Four copies of Love and Consequences: a Memoir of Hope and Survival by Margaret B. Jones made it into the collection before the publisher’s recall got them. The author detailed her life growing up as a foster child with Big Mom in the LA ghetto, running drugs. Kirkus Reviews praised the “hardened voice of experience, steely and honest.” Library Journal thought “this conversationally written, exquisitely detailed book is as close to a living experience of the American ghetto as one can get.”

Her real-life sister called the publisher when she found out about the book. Margaret B. Jones was not a foster child, not part American Indian, and did not run drugs for a gang. Margaret Seltzer is actually all white, raised by her natural parents, and went to an Episcopal high school in North Hollywood.

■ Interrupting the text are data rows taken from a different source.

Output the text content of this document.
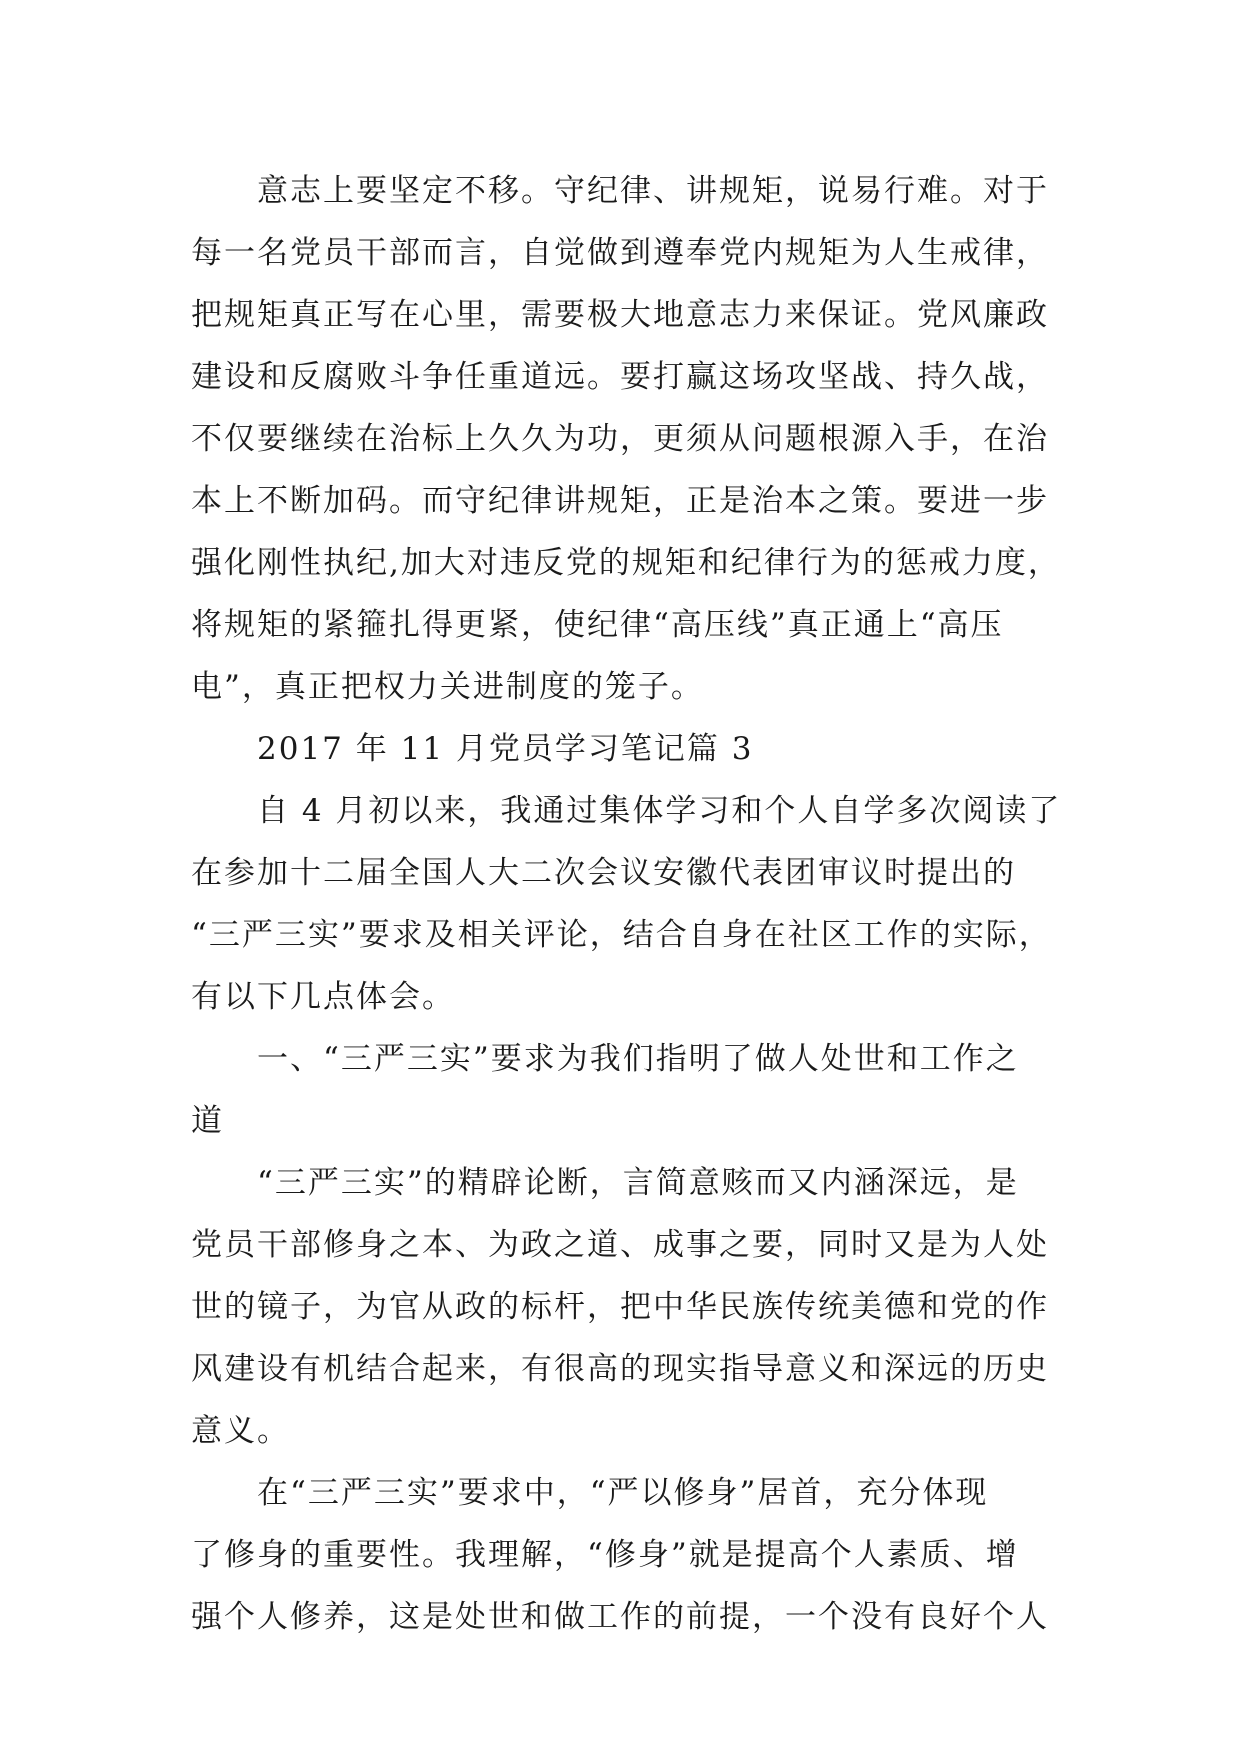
意志上要坚定不移。守纪律、讲规矩，说易行难。对于
每一名党员干部而言，自觉做到遵奉党内规矩为人生戒律，
把规矩真正写在心里，需要极大地意志力来保证。党风廉政
建设和反腐败斗争任重道远。要打赢这场攻坚战、持久战，
不仅要继续在治标上久久为功，更须从问题根源入手，在治
本上不断加码。而守纪律讲规矩，正是治本之策。要进一步
强化刚性执纪,加大对违反党的规矩和纪律行为的惩戒力度，
将规矩的紧箍扎得更紧，使纪律“高压线”真正通上“高压
电”，真正把权力关进制度的笼子。
2017 年 11 月党员学习笔记篇 3
自 4 月初以来，我通过集体学习和个人自学多次阅读了
在参加十二届全国人大二次会议安徽代表团审议时提出的
“三严三实”要求及相关评论，结合自身在社区工作的实际，
有以下几点体会。
一、“三严三实”要求为我们指明了做人处世和工作之
道
“三严三实”的精辟论断，言简意赅而又内涵深远，是
党员干部修身之本、为政之道、成事之要，同时又是为人处
世的镜子，为官从政的标杆，把中华民族传统美德和党的作
风建设有机结合起来，有很高的现实指导意义和深远的历史
意义。
在“三严三实”要求中，“严以修身”居首，充分体现
了修身的重要性。我理解，“修身”就是提高个人素质、增
强个人修养，这是处世和做工作的前提，一个没有良好个人
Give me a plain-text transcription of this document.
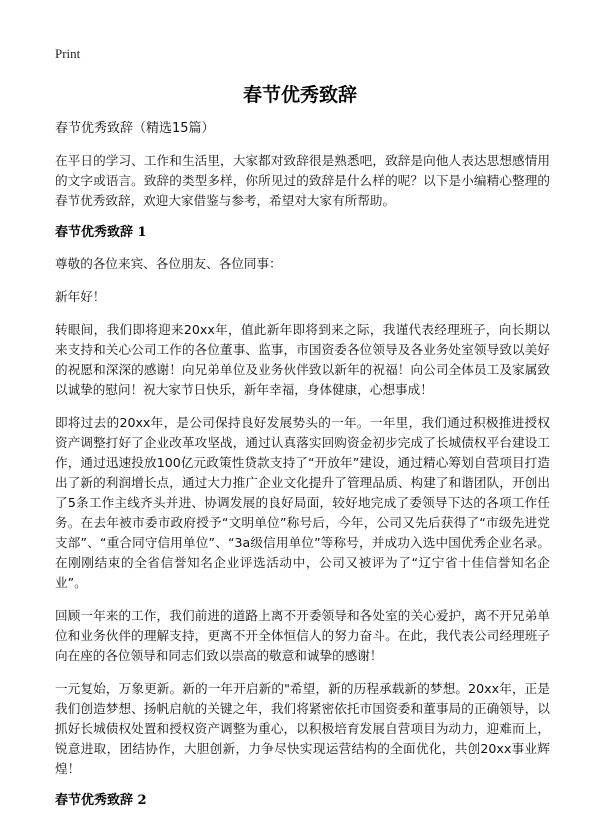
Print
春节优秀致辞

春节优秀致辞（精选15篇）

在平日的学习、工作和生活里，大家都对致辞很是熟悉吧，致辞是向他人表达思想感情用的文字或语言。致辞的类型多样，你所见过的致辞是什么样的呢？以下是小编精心整理的春节优秀致辞，欢迎大家借鉴与参考，希望对大家有所帮助。

春节优秀致辞 1

尊敬的各位来宾、各位朋友、各位同事：

新年好！

转眼间，我们即将迎来20xx年，值此新年即将到来之际，我谨代表经理班子，向长期以来支持和关心公司工作的各位董事、监事，市国资委各位领导及各业务处室领导致以美好的祝愿和深深的感谢！向兄弟单位及业务伙伴致以新年的祝福！向公司全体员工及家属致以诚挚的慰问！祝大家节日快乐，新年幸福，身体健康，心想事成！

即将过去的20xx年，是公司保持良好发展势头的一年。一年里，我们通过积极推进授权资产调整打好了企业改革攻坚战，通过认真落实回购资金初步完成了长城债权平台建设工作，通过迅速投放100亿元政策性贷款支持了“开放年”建设，通过精心筹划自营项目打造出了新的利润增长点，通过大力推广企业文化提升了管理品质、构建了和谐团队，开创出了5条工作主线齐头并进、协调发展的良好局面，较好地完成了委领导下达的各项工作任务。在去年被市委市政府授予“文明单位”称号后，今年，公司又先后获得了“市级先进党支部”、“重合同守信用单位”、“3a级信用单位”等称号，并成功入选中国优秀企业名录。在刚刚结束的全省信誉知名企业评选活动中，公司又被评为了“辽宁省十佳信誉知名企业”。

回顾一年来的工作，我们前进的道路上离不开委领导和各处室的关心爱护，离不开兄弟单位和业务伙伴的理解支持，更离不开全体恒信人的努力奋斗。在此，我代表公司经理班子向在座的各位领导和同志们致以崇高的敬意和诚挚的感谢！

一元复始，万象更新。新的一年开启新的"希望，新的历程承载新的梦想。20xx年，正是我们创造梦想、扬帆启航的关键之年，我们将紧密依托市国资委和董事局的正确领导，以抓好长城债权处置和授权资产调整为重心，以积极培育发展自营项目为动力，迎难而上，锐意进取，团结协作，大胆创新，力争尽快实现运营结构的全面优化，共创20xx事业辉煌！

春节优秀致辞 2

There are eight holds on the library’s copies. We will recatalog the book as Fiction once the holds list has been exhausted.

The library does not own the other fictional memoir in the news this week. Misha: a Memoire of the Holocaust Years, by Misha Defonseca, has been translated into eighteen languages and made into a movie. Misha Defonseca (Monique De Wael) turns out not to be Jewish, not to have been trapped in the Warsaw ghetto, not adopted by wolves, and did not kill a German soldier in self-defense. Her parents were murdered by the Nazis. If you would like to read a memoir of the Holocaust, the library has many excellent choices.

Comments

Hmm, do you think that just because the book is fictitious, it loses some literary value?

I was curious how the library would proceed because I just read about this author today. I appreciate the information. As far as whether it loses literary value, as a reader it changes how we frame the perspective of the writer. Calling it a memoir when it isn't would make me feel duped as a reader. Not that it would be less interesting if it was deemed 'fiction', just more honest.